The number of construction jobs that continue in the New York City metro area, despite the stop order on non-essential work, with government records shows over 1,000 projects still in progress when CISLeads reported on this topic at the start of the month. The map shown in that April 6th publication has ballooned to over 4,000open projects. Key among these are affordable housing ventures, a stipulation that has kept many residential projects going despite the shutdown. However, a growing trend that’s beginning to crop up is that, for safety’s sake, several affordable housing contracts are either slowing or pausing in the wake of the ongoing COVID-19 crisis. There is also a growing concern that delays are going to cause rising debt problems for construction firms as lenders eye upcoming deadlines.
Why Are These Essential Construction Projects Still Shutting Down?
Affordable housing is considered an essential part of construction, where other forms of residential construction are not, because it serves an already existing, but growing, demand for housing at a time of financial crisis. Before the COVID-19 outbreak, below-market-priced housing remained a primary concern for New Yorkers and found its way into the blueprints of many a project, as you can see in these four posts from the past year: (1) Making Every Floor Count (2) Manhasset Square Redevelopment, (3) Bronx Point Complex and (4) Transforming Flushing. This need can only increase in a time of economic anxiety and massive shutdowns to contain the spread of coronavirus.

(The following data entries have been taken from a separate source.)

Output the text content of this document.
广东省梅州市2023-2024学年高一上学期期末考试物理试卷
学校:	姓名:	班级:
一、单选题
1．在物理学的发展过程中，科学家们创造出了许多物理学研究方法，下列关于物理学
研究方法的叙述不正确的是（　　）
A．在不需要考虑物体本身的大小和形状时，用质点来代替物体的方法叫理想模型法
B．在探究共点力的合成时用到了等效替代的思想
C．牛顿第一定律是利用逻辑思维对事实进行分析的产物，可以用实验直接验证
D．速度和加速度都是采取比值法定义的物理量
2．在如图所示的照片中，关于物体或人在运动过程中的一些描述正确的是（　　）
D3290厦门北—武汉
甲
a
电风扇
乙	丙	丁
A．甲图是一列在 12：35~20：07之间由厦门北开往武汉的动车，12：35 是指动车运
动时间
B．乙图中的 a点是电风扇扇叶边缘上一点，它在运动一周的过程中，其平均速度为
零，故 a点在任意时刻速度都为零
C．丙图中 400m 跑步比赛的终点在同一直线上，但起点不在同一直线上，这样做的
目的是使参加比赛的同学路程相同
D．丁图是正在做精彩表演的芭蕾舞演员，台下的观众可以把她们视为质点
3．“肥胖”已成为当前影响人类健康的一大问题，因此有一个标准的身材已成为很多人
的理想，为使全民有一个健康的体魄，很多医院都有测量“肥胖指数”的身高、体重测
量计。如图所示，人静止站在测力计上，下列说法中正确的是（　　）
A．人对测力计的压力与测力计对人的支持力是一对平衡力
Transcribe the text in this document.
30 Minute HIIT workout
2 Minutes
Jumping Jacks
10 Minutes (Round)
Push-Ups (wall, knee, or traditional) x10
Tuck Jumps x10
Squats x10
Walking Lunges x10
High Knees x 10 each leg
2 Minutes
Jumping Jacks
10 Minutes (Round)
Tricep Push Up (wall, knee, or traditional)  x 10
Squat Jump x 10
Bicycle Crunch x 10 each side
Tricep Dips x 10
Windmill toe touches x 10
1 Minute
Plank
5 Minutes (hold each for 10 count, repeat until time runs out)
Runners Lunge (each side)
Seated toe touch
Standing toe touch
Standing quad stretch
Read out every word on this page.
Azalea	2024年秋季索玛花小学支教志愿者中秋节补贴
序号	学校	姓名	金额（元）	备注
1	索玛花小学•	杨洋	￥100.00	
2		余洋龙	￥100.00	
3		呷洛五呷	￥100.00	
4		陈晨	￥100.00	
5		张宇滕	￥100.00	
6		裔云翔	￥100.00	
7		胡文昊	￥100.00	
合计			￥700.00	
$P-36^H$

The fact that some of even these essential projects are pausing indefinitely is an understandable reason for concern. Around the 12th of April, it was reported that at least 28 affordable housing ventures have volunteered to shut down. Ron Moelis, CEO of L+M Development Partners, stated that protecting his workers from undue exposure was at the height of his concerns, and it was for their safety that he chose to pause his firm’s tasks. Leaders at the New York Building Congress noted that the struggle is similar for many companies in the field. One must decide between finished sites that provide much-needed resources to the people of New York and the health and protection of their laborers, and a balance must be maintained.
As deadlines continue to loom for some of these projects, with lenders keeping a close eye, some experts have speculated a potential danger for the construction industry in general. While Bloomberg reports that most banks acknowledge that now is not the time to turn antagonistic about debts, questions of timely return of investment remain.
How Are the Remaining Open Projects Handling The Workload in Pandemic Conditions?
It is important to note that the earlier-mentioned reporting suggested around 30 stopped projects, but this is 30 out of more than 300 still open. Related Corporate Properties, for instance, is one such firm with projects still running, most notably Hudson Yards, and their example seems to be common. A representative from the firm reported that the site has fewer than 12 workers on site, all of whom submit to regular screenings for fever, wear protective gear, and sanitize the work area regularly. A staff of this size may seem untenable to the casual onlooker, but it is the price of progress while maintaining safe social distancing and cleanliness at this time.
Whether more firms will press toward their deadlines or choose to pause for safety’s sake remain to be seen. The landscape for essential construction work will likely be ever-changing in the coming weeks.